According to an official at the site, the complete absence of a rat-mine blueprint, owing to the illegal nature of the entire enterprise, means that the authorities had to go in blind — even the exact number of labourers trapped in the collapsed pit could not be ascertained till four days after the tragedy.

The Navy’s ROV, designed with claws in the front, was never built for the purpose of extracting bodies.

“The coal dust on the inside of the rat tunnels gets mixed with the water when the ROV turbines spin, which in turns makes the water cloudy,” Ranvijay Singh, an NDRF officer, explains to ThePrint. “This means that the cameras can’t see anything at all. But it’s only through the ROVs that we’ve had any success.”

The remote location of the pit — about 45 kilometres away from the district administration headquarters — means that the availability of resources was both scarce and delayed. Basic necessities like potable water are difficult to come by in the area, thus requiring numerous trips to and from nearby villages and marketplaces.

Most of all, the force of nature remains unbeaten — water from the Lytien river continues to gush into the mine faster than it can be removed by the most powerful pumps available.

The hope of reducing the water level has more or less been abandoned in principle, and yet in practice, R. Susngi, despite being relieved from his duties as DPRO as he says, continues to send updates on an ‘Operation Ksan’ media WhatsApp group pertaining to the lakhs of litres discharged every day.


Also read: These are the 15 Meghalaya miners trapped in a rat-hole coal mine


Those left behind

But Ksan is more than just a tactical operation. Just and Rita Dhakr, the mothers of three local boys from the nearby Lumthari village, are still waiting for the bodies of their sons to come back home.

Sitting on the front-porch of their house, surrounded by their remaining young children, they say that “if we get the body, at least we’ll be able to bury it”.
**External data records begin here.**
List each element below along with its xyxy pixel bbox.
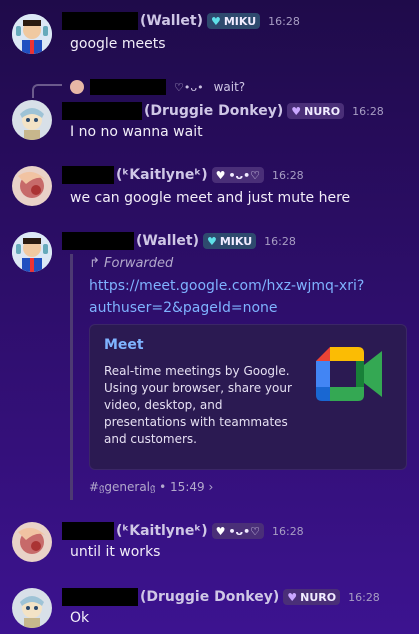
- embed-description: Real-time meetings by Google. Using your…: [104, 364, 292, 446]
- redacted-username: [62, 232, 134, 250]
- avatar[interactable]: [12, 166, 52, 206]
- message-text: until it works: [70, 544, 161, 560]
- link-embed[interactable]: Meet Real-time meetings by Google. Using…: [89, 324, 407, 470]
- reply-preview[interactable]: ♡•ᴗ• wait?: [70, 78, 245, 96]
- meet-link-continued[interactable]: authuser=2&pageId=none: [89, 300, 278, 316]
- timestamp: 16:28: [352, 104, 384, 118]
- avatar-wallet-icon: [12, 232, 52, 272]
- avatar-kaitlyne-icon: [12, 166, 52, 206]
- avatar[interactable]: [12, 232, 52, 272]
- timestamp: 16:28: [268, 14, 300, 28]
- timestamp: 16:28: [348, 590, 380, 604]
- message: ♡•ᴗ• wait? (Druggie Donkey) ♥ NURO 16:28…: [0, 76, 419, 146]
- avatar-kaitlyne-icon: [12, 522, 52, 562]
- reply-avatar-icon: [70, 80, 84, 94]
- message-header: (Druggie Donkey) ♥ NURO 16:28: [62, 587, 380, 607]
- white-heart-icon: ♥: [215, 168, 226, 182]
- purple-heart-icon: ♥: [291, 104, 302, 118]
- message-header: (ᵏKaitlyneᵏ) ♥ •ᴗ•♡ 16:28: [62, 165, 304, 185]
- message-text: Ok: [70, 610, 90, 626]
- avatar-druggie-donkey-icon: [12, 100, 52, 140]
- google-meet-logo-icon: [316, 347, 382, 401]
- nickname[interactable]: (Druggie Donkey): [144, 103, 283, 119]
- message: (ᵏKaitlyneᵏ) ♥ •ᴗ•♡ 16:28 we can google …: [0, 162, 419, 218]
- cyan-heart-icon: ♥: [210, 14, 221, 28]
- redacted-username: [62, 166, 114, 184]
- message-header: (Wallet) ♥ MIKU 16:28: [62, 11, 300, 31]
- nickname[interactable]: (Druggie Donkey): [140, 589, 279, 605]
- white-heart-icon: ♥: [215, 524, 226, 538]
- cyan-heart-icon: ♥: [206, 234, 217, 248]
- timestamp: 16:28: [271, 168, 304, 182]
- forwarded-message: ↱ Forwarded https://meet.google.com/hxz-…: [70, 254, 407, 500]
- message-header: (Wallet) ♥ MIKU 16:28: [62, 231, 296, 251]
- avatar[interactable]: [12, 14, 52, 54]
- redacted-username: [62, 102, 142, 120]
- avatar[interactable]: [12, 522, 52, 562]
- role-badge[interactable]: ♥ MIKU: [206, 13, 261, 29]
- nickname[interactable]: (ᵏKaitlyneᵏ): [116, 523, 208, 539]
- message-text: google meets: [70, 36, 166, 52]
- nickname[interactable]: (Wallet): [136, 233, 199, 249]
- message: (Wallet) ♥ MIKU 16:28 google meets: [0, 8, 419, 58]
- role-badge[interactable]: ♥ •ᴗ•♡: [211, 523, 264, 539]
- avatar[interactable]: [12, 588, 52, 628]
- redacted-username: [62, 12, 138, 30]
- timestamp: 16:28: [264, 234, 296, 248]
- role-badge[interactable]: ♥ NURO: [287, 103, 345, 119]
- redacted-username: [62, 588, 138, 606]
- nickname[interactable]: (ᵏKaitlyneᵏ): [116, 167, 208, 183]
- role-badge[interactable]: ♥ MIKU: [202, 233, 257, 249]
- role-badge: ♡•ᴗ•: [174, 80, 204, 94]
- message-header: (ᵏKaitlyneᵏ) ♥ •ᴗ•♡ 16:28: [62, 521, 304, 541]
- avatar-wallet-icon: [12, 14, 52, 54]
- forward-arrow-icon: ↱: [89, 256, 100, 271]
- avatar[interactable]: [12, 100, 52, 140]
- nickname[interactable]: (Wallet): [140, 13, 203, 29]
- message: (Druggie Donkey) ♥ NURO 16:28 Ok: [0, 584, 419, 632]
- meet-link[interactable]: https://meet.google.com/hxz-wjmq-xri?: [89, 278, 364, 294]
- forwarded-label: ↱ Forwarded: [89, 256, 174, 271]
- message-text: we can google meet and just mute here: [70, 190, 351, 206]
- purple-heart-icon: ♥: [287, 590, 298, 604]
- timestamp: 16:28: [271, 524, 304, 538]
- reply-text: wait?: [213, 80, 246, 94]
- redacted-username: [62, 522, 114, 540]
- message-text: I no no wanna wait: [70, 124, 203, 140]
- avatar-druggie-donkey-icon: [12, 588, 52, 628]
- redacted-username: [90, 79, 166, 95]
- role-badge[interactable]: ♥ NURO: [283, 589, 341, 605]
- forward-source[interactable]: #𝔤general𝔤 • 15:49 ›: [89, 480, 213, 495]
- message-header: (Druggie Donkey) ♥ NURO 16:28: [62, 101, 384, 121]
- embed-title[interactable]: Meet: [104, 337, 144, 353]
- role-badge[interactable]: ♥ •ᴗ•♡: [211, 167, 264, 183]
- message: (ᵏKaitlyneᵏ) ♥ •ᴗ•♡ 16:28 until it works: [0, 518, 419, 568]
Just Dkhar (left) and Rita Dhkar (right) with their family | Nandita Singh/ThePrint
Just Dkhar (left) and Rita Dhkar (right) with their family | Nandita Singh/ThePrint

Just, who lost Long, 22, and Nilam, 20, to illegal coal mining, remembers her sons as “hard-working boys who concentrated on earning for the rest of the family”.

“They would spend their off days foraging for wild vegetables in the forest because they loved to eat those,” she says. “During work season, they would find jobs tiling farmland, cutting wood or as local labourers for projects.”
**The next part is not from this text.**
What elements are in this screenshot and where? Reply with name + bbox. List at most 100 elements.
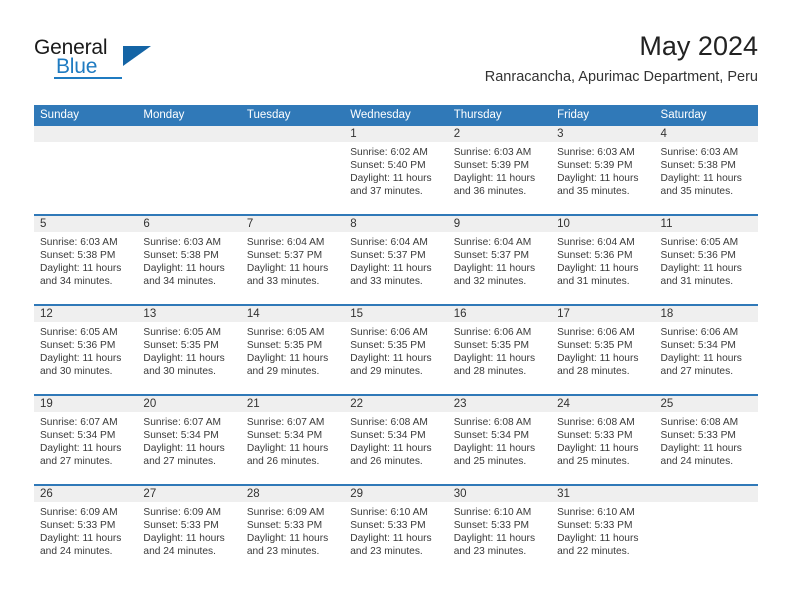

As of now, Rita and Just say that not a single MLA or district official has come to visit the family, who are struggling to gather sufficient food after the loss of the only earning members at home.

Rita, who lost her son Shallabas, holds his baby brother in her arms. Shallabas leaves behind four sisters and two brothers.

Shallabas Dhakr, who lost his life when the coal mine was flooded | Nandita Singh/ThePrint
Shallabas Dhakr, who lost his life when the coal mine was flooded | Nandita Singh/ThePrint

When a body was spotted by the ROV on 16 January, all efforts to retrieve it had to be abandoned, because “in the process of pulling out the body, the skull, the left wrist, and the leg from the knee-level got disengaged,” read the Meghalaya government’s status report as presented before the Supreme Court at the time.

No compensation has been given by the state government either, although Aldous Mawlong, secretary, Meghalaya Human Rights Commission (MHRC), tells ThePrint that the mining department is set to submit a report to them in a week’s time.

“If you’re saying that the rescue operation should be called off because it’s costing too much money and man-power, then you’re saying that the price of human life is cheap,” social activist Angela Rangad told ThePrint.

“Illegal coal mining has taken the lives of so many people in Meghalaya. We need to fix accountability, and that begins by highlighting that it has been going on unchecked and with political patronage,” she adds.